Thursday, May 31, 2012

Two tours, one day, two similar experiences

by Lynnda
Mallard Drake, photo by Lynnda
 Why does the duck cross the road?  Why does the duck's mate cross the road?  I couldn't figure it out, but I watched them walk the perimeter of the south west area near the Korean pagoda.  I wonder if they were looking for a good place to hide a nest.  They were not at all secretive about their trip.  But, it was fun to watch them waddle near the fence.  They were very determined and not concerned about the number of people watching them.  I had to get back to the gate house to meet my group, so I don't know why they crossed the road...


Female Mallard, photo by Lynnda
 I guided two tours last week on the same day, two very different groups.  The first was a group of women from a local garden club.  Guiding garden club tours sometimes makes me nervous.  Just a few questions from them and they'll immediately know I am a least knowledgeable plant identifier.  I am not a botanist nor a biologist, hardly even a gardener.  I love walking around the garden, and I love to share that love with garden visitors.  Fortunately, this delightful group of women didn't ask plant questions that I couldn't answer.  Had they asked for specific identifications, I would have directed them to the link for the plant book, found here.



Rhody, photo by Lynnda
The second group I guided was first grade girls from a Brownie troop.  I've not guided very many children's tours, actually, only one.  And that one was almost a disaster (2 dads, 7 fourth graders, 7 magnifying glasses and a dad-taught quickie on fire starting 101).  Two years later, I'm guiding my second youth group.  These girls were GREAT!  They had small notebooks and pencils, and were diligent in recording what I was saying.  What surprised me was my talking about the same items to each group.  We stopped to look at the sapsucker holes in the cypress.  On the back trail near the start of the stream, we stopped to feel the softness of the Rhododendron yakushimanum.  Both tour groups loved the rich suede leaf.

Acer palmatum 'Shigitatsu Sawa', photo by Lynnda
Both tour groups were enchanted by the view looking up into the leaves of the Shigitatsu Sawa maple, just to the south-west of the tea house.  The delicate leaves are often missed because we are being careful to watch where we're walking.  At this point on the tour with the girls, I found I was taking time to spell words for them to write in their notebooks.  They were doing a lot of writing! I told them their memories were so good, they could listen to what I was telling them, and then we could choose one or two words to write in their note pads to remind them what they saw. 

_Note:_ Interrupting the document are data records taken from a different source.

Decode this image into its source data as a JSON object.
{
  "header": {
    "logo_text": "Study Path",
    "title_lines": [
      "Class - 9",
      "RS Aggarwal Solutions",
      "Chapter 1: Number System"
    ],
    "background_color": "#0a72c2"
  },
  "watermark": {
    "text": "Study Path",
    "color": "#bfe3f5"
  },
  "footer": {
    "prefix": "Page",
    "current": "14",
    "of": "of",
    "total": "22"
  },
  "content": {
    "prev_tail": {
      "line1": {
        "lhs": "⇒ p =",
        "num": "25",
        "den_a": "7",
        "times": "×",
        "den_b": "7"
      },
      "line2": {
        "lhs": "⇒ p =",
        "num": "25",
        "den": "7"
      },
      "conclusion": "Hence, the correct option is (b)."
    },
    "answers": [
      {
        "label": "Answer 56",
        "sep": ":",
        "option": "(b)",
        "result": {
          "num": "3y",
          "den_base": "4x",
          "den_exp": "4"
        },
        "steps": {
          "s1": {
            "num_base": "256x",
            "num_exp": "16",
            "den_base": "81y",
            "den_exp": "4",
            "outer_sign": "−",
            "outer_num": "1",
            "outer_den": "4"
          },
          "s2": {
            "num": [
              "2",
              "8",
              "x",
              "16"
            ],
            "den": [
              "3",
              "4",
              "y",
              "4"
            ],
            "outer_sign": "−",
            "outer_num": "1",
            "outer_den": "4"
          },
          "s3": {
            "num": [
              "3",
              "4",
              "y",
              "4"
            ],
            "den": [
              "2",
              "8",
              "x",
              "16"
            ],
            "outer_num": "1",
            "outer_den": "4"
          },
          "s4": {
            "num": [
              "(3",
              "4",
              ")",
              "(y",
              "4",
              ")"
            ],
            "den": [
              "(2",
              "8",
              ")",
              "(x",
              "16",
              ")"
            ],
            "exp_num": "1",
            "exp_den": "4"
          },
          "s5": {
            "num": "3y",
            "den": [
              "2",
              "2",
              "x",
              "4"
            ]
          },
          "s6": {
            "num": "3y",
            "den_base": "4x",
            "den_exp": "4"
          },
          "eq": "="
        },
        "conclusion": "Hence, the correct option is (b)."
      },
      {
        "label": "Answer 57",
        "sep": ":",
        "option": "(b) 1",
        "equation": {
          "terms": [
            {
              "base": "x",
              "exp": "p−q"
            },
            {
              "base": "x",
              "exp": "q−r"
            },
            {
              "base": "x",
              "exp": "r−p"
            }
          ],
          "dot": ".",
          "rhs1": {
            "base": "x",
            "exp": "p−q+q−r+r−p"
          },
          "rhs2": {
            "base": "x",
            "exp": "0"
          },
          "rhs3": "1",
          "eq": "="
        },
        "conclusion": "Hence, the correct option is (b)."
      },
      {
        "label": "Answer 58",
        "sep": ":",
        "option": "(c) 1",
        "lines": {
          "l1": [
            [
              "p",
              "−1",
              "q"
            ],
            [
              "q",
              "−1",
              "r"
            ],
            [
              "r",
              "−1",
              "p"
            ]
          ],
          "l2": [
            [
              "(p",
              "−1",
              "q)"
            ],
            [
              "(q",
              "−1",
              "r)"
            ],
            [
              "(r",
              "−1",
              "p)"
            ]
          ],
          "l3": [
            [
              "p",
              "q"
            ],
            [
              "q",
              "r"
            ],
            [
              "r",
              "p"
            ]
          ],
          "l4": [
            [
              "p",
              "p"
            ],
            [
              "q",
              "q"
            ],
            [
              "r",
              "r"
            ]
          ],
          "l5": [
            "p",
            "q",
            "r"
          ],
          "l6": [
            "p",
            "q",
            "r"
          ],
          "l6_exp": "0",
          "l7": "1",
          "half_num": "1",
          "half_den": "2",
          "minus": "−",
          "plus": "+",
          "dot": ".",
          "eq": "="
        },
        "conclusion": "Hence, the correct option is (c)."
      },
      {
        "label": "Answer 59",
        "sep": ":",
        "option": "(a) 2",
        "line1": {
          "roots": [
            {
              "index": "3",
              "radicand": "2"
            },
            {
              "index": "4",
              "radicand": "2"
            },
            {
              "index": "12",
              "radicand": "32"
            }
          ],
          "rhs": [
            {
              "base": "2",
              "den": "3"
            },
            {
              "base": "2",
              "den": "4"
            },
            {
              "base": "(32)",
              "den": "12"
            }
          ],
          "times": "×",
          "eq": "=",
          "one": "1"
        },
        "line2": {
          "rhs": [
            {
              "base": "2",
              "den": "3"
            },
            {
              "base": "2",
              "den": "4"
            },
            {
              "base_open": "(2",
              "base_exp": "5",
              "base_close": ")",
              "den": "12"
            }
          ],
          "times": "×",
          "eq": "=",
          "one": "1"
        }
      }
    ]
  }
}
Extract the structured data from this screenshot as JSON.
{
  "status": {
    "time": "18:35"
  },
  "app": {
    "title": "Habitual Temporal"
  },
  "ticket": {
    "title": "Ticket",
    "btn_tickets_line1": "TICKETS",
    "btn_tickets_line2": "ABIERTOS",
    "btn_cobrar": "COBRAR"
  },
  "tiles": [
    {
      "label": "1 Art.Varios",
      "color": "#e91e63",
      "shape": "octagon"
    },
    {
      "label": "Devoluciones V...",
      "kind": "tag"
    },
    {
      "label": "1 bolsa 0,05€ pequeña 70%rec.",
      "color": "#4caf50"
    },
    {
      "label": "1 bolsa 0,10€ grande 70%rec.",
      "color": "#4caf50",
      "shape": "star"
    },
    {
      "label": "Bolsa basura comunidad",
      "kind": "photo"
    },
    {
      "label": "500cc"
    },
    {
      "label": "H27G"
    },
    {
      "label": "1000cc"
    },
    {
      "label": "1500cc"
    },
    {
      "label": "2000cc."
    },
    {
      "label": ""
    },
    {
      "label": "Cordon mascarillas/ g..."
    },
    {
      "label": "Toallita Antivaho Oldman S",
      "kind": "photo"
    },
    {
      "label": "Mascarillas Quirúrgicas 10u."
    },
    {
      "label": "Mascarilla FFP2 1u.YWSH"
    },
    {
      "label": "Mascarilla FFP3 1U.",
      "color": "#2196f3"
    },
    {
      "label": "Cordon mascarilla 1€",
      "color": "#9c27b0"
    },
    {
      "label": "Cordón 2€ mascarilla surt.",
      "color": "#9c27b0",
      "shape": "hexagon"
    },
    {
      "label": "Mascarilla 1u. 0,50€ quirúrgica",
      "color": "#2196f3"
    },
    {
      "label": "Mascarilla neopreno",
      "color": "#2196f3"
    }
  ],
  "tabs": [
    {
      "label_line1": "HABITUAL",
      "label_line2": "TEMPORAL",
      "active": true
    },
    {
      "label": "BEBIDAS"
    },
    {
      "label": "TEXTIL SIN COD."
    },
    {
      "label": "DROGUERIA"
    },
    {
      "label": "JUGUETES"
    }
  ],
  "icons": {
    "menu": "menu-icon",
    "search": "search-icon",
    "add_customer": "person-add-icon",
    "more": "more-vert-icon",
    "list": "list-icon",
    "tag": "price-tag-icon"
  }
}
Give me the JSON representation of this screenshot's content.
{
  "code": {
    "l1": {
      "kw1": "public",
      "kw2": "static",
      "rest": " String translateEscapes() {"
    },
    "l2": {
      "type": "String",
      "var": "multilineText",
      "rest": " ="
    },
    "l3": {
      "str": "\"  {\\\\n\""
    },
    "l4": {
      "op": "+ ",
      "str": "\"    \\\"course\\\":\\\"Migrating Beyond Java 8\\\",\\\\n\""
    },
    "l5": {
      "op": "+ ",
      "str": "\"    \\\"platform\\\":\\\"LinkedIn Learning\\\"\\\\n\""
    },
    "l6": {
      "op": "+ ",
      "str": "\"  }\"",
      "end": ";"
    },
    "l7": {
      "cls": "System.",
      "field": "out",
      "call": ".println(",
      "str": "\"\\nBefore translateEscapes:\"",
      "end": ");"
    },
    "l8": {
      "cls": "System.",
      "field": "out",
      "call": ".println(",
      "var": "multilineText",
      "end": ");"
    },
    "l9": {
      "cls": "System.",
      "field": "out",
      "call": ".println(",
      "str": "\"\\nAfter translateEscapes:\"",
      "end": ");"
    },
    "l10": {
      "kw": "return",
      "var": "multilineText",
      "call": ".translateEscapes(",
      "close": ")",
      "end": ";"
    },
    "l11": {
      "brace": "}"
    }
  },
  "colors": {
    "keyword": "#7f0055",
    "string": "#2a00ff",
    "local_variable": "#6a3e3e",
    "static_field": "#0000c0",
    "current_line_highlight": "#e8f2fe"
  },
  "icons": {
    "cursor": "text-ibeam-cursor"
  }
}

Turtle enjoying the sun, photo by Lynnda
The sun was out and there were so many turtles lounging on rocks near the water.  Feeding the koi is always a treat for all ages.  The fish never seem to be full.  The Brownies especially enjoyed trying to place the fish food close enough for the turtles to grab it before the ducks or fish devoured it.

Koi feeding, photo by Lynnda
We talked about all the senses that come alive in the Garden.  Fragrances would suddenly arrive, and the source could not always be identified.  We enjoyed the difference in sound between the stream and the waterfall.  Many birds were flitting throughout the trees.  The sun was brilliant on some of the paths, and on others, we were in the shade and couldn't feel its warmth.  There were so many shades of pink, from the palest, almost white, to brilliant deep pink.  Each group had interesting observations throughout the Garden.

Although the two groups were very different in so many ways, the joy of the Garden was appreciated by each group in their own way.  The experience for me was equally pleasurable with each group.  I have new enthusiasm for leading school groups.  I'm still gathering my courage to volunteer for a high school Japanese class.  Maybe next year...

Iris next to inland sea, photo by Lynnda

1 comment:

  1. looks like everybody had fun! the very reason i like giving tours to young children is that they are much more inclined to just look at the garden and feel it:) i sometimes wonder if the people who hear more detailed talk have even time to look more closely... and don't fear the the high school japanese class, Lynnda - they are usually the ones most genuinely interested in everything you share; they chose to be in that class!